La central fabril ya anticipó que el lunes realizará una mega reunión de Junta Directiva en donde analizarán las medidas.

Trascendió además que en estos días varios de los casi veinte empresarios de primera línea que, convocados por Jorge Aguado vicepresidente de Sociedad Macri, se reunieron la semana pasada con el presidente Fernando de la Rúa, le hicieron llegar su preocupación por la falta de medidas que tiendan a recrear un aumento de la demanda interna.

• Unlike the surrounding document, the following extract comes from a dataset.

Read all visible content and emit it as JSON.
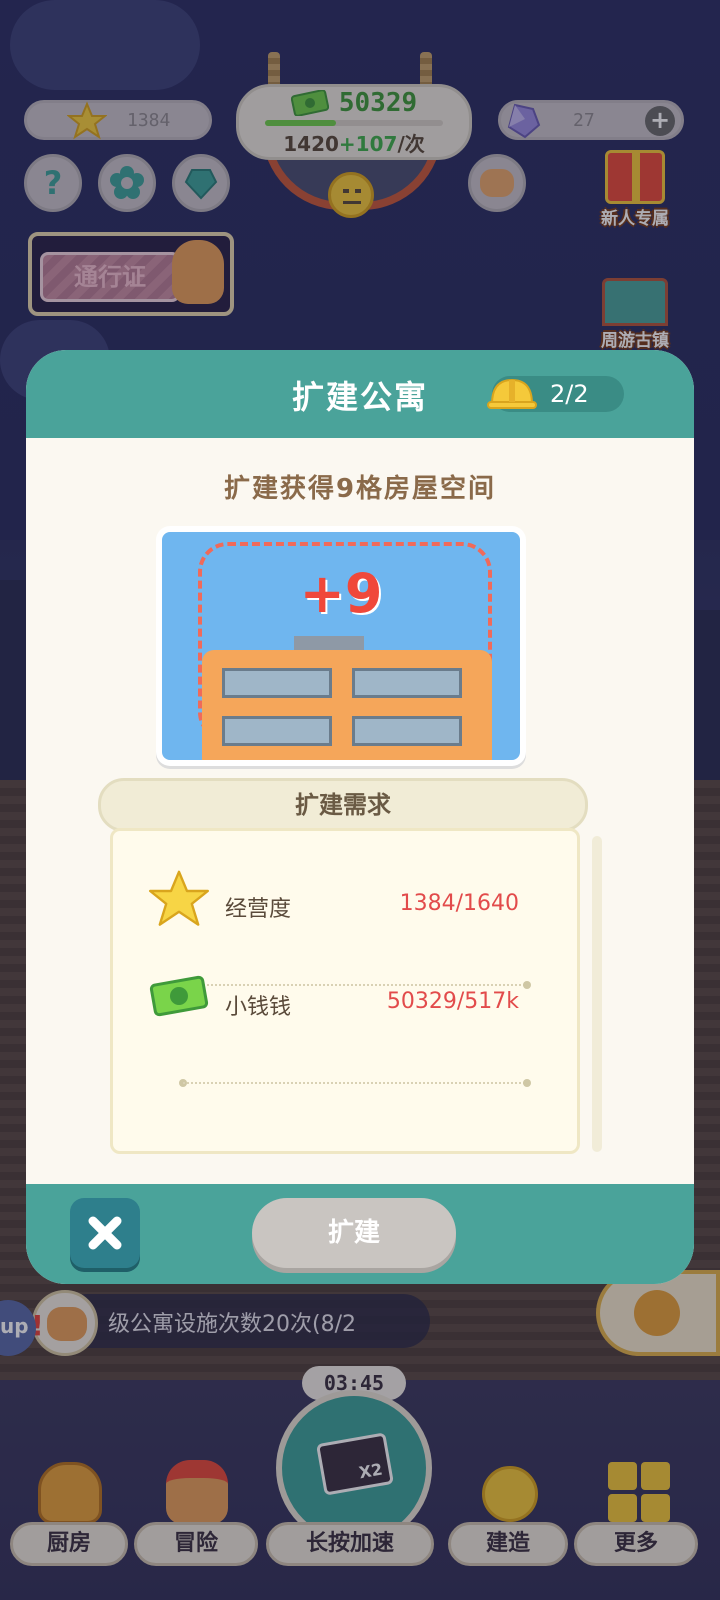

Durante esta semana los empresarios mantuvieron contactos y reuniones con distintos líderes políticos, a los que vieron «con pocas ganas de apoyar a un equipo económico que se la pasó diciendo que ante el primer 'no' que reciban piensan dejar sus cargos».

Entre los popes de la construcción la cosa no está mejor. Por lo bajo aseguran que no ven un convencimiento ideológico por parte del equipo económico para la implementación del plan de infraestructura.

Avance

Por eso descuentan que en medio de las tremendas restricciones presupuestarias el avance del plan de obras será lento, por lo que el impacto económico pasaría para el año que viene.

Ante la renuencia de varios de los miembros del gabinete económico de acceder a tener contactos formales con los constructores, éstos decidieron fijar su estrategia de negociación a través de los gobernadores para que ellos sean los que presionen por el plan de obras.

Por otra parte, los más escépticos aseguran que este nuevo ajuste es la profundización del realizado por el ex ministro
Machinea, que a las claras no dio resultados positivos.

Sostienen que si a esta caída del nivel de actividad se le suma otro ajuste se corre serios riesgos de entrar en una espiral recesiva peor con una caída del consumo mayor que profundizará la baja de la recaudación tributaria.

Como ya pasó con el blindaje, que el efecto no duró mucho, ahora insisten que con este plan
«en tres meses los problemas serán mayores». Por eso ya están pensando en el día después del fracaso de estas medidas y todas las miradas apuntan al ex ministro Cavallo.